1-2-1 Hypothèses relative à la relation entre le niveau d'endettement et le coût de la dette. 

Les clauses restrictives des contrats d'endettement servent à limiter la liberté des dirigeants dans leurs décisions de gestion. Cependant, les dirigeants peuvent utiliser leur pouvoir discrétionnaire pour gérer les résultats en vue d'éviter la violation des ces clauses qui seraient coûteuses. D'où la relation positive entre l'ampleur de la gestion des résultats et le taux d'endettement, Draief et Chouaya (2012) et Draief (2010).

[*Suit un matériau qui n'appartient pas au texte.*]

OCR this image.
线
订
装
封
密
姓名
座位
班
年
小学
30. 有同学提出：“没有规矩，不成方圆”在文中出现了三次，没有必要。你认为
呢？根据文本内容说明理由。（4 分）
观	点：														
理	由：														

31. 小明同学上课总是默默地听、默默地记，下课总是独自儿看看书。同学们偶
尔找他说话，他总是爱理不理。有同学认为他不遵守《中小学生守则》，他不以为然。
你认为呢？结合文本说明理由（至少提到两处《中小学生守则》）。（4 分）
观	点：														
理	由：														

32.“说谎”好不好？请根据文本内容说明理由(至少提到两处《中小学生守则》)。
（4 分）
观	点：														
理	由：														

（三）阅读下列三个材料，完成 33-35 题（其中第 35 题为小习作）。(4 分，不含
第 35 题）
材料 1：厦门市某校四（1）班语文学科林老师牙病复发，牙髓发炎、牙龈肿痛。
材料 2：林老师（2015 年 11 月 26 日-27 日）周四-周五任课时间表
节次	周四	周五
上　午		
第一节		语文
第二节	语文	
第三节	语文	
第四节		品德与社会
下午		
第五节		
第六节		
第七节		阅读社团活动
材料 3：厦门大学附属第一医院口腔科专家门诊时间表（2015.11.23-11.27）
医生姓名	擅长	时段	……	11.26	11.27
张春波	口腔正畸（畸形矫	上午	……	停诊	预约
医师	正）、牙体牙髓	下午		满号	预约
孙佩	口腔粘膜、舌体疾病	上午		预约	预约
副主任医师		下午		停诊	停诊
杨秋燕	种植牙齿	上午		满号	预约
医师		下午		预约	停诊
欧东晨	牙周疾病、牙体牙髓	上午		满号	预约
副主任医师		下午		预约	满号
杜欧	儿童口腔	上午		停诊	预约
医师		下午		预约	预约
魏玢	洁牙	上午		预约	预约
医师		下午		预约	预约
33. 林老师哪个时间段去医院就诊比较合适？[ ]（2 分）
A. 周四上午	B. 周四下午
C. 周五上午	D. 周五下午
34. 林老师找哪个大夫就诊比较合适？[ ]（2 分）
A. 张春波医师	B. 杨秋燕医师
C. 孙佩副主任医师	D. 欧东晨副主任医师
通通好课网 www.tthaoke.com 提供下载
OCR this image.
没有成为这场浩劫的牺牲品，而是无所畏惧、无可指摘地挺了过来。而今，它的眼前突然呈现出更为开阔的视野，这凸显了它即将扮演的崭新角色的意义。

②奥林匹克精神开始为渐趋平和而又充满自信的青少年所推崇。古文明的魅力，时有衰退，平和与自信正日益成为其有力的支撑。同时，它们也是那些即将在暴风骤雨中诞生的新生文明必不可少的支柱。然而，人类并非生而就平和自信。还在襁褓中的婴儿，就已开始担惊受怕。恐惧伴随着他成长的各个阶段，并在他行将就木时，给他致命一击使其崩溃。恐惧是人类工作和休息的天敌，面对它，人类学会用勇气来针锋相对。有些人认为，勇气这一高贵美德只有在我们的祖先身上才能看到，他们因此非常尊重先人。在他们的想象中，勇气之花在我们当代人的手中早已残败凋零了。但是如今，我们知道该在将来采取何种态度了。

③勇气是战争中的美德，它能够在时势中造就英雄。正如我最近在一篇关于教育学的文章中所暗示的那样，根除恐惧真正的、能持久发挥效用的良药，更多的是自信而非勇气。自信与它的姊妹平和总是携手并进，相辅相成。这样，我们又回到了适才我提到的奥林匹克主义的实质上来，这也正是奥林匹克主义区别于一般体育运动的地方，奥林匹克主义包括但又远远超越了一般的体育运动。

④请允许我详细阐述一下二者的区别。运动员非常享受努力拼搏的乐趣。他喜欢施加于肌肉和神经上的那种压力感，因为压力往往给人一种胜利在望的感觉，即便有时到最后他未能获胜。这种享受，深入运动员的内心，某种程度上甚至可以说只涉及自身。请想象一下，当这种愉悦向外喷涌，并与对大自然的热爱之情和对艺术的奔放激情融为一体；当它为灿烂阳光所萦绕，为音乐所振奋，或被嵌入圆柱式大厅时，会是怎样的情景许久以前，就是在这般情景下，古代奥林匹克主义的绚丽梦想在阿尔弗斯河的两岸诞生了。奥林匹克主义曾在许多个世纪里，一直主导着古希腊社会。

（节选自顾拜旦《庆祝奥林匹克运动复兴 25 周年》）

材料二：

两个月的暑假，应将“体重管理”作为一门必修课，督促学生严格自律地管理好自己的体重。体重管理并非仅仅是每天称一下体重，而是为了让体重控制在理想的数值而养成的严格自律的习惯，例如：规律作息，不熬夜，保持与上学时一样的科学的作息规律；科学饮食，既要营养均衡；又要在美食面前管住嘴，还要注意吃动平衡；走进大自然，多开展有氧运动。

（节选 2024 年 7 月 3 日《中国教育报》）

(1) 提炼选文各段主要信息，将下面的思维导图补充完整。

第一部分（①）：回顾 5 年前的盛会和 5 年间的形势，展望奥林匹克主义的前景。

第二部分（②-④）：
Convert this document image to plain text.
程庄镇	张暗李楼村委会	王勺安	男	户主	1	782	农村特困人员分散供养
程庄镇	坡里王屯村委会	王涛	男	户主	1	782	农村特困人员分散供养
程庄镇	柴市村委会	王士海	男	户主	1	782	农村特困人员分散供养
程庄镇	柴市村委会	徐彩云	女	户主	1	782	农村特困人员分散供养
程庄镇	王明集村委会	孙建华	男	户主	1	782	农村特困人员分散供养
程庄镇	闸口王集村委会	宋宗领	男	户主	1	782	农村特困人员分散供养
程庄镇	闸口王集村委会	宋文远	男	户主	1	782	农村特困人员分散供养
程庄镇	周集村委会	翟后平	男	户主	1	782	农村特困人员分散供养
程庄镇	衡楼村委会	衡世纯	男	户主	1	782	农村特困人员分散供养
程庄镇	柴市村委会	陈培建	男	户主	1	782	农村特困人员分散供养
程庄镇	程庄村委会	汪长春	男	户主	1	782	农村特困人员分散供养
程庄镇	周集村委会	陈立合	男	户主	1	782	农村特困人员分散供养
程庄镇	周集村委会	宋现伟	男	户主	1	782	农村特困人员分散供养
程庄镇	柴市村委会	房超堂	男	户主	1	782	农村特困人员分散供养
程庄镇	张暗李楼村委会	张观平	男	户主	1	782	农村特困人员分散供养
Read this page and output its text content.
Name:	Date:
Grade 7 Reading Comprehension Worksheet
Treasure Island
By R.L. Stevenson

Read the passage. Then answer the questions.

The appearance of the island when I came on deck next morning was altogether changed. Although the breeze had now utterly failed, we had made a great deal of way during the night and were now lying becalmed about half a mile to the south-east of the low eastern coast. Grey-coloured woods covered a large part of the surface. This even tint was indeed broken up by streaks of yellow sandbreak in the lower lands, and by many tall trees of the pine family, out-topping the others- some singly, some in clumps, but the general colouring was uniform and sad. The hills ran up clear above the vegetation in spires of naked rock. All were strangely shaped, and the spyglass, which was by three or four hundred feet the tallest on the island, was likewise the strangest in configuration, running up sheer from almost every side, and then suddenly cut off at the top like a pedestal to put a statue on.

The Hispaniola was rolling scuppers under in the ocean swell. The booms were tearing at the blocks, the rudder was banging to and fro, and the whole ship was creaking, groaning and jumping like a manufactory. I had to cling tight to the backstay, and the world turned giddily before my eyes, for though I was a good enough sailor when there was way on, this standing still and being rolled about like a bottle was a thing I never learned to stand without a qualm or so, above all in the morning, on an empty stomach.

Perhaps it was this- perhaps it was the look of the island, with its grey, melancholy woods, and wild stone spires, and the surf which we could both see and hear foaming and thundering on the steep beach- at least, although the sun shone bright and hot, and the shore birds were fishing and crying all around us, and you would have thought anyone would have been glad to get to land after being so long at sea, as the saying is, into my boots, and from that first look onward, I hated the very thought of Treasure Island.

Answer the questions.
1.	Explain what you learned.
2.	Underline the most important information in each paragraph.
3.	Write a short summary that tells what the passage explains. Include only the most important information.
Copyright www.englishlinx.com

D'autre part, selon la Théorie politico-contractuelle, les sociétés les plus endettées le référent les méthodes comptables qui surévaluent le résultat afin d'équilibrer leur structure financière. De plus, ces entreprises ont un risque de faillite élevé ce qui aurait un effet négatif sur la valorisation du résultat comptable et des accruals discrétionnaires en particulier par les différentes partenaires de l'entreprise et spécifiquement les créanciers. Draief (2010) Draief et Chouaya (2012)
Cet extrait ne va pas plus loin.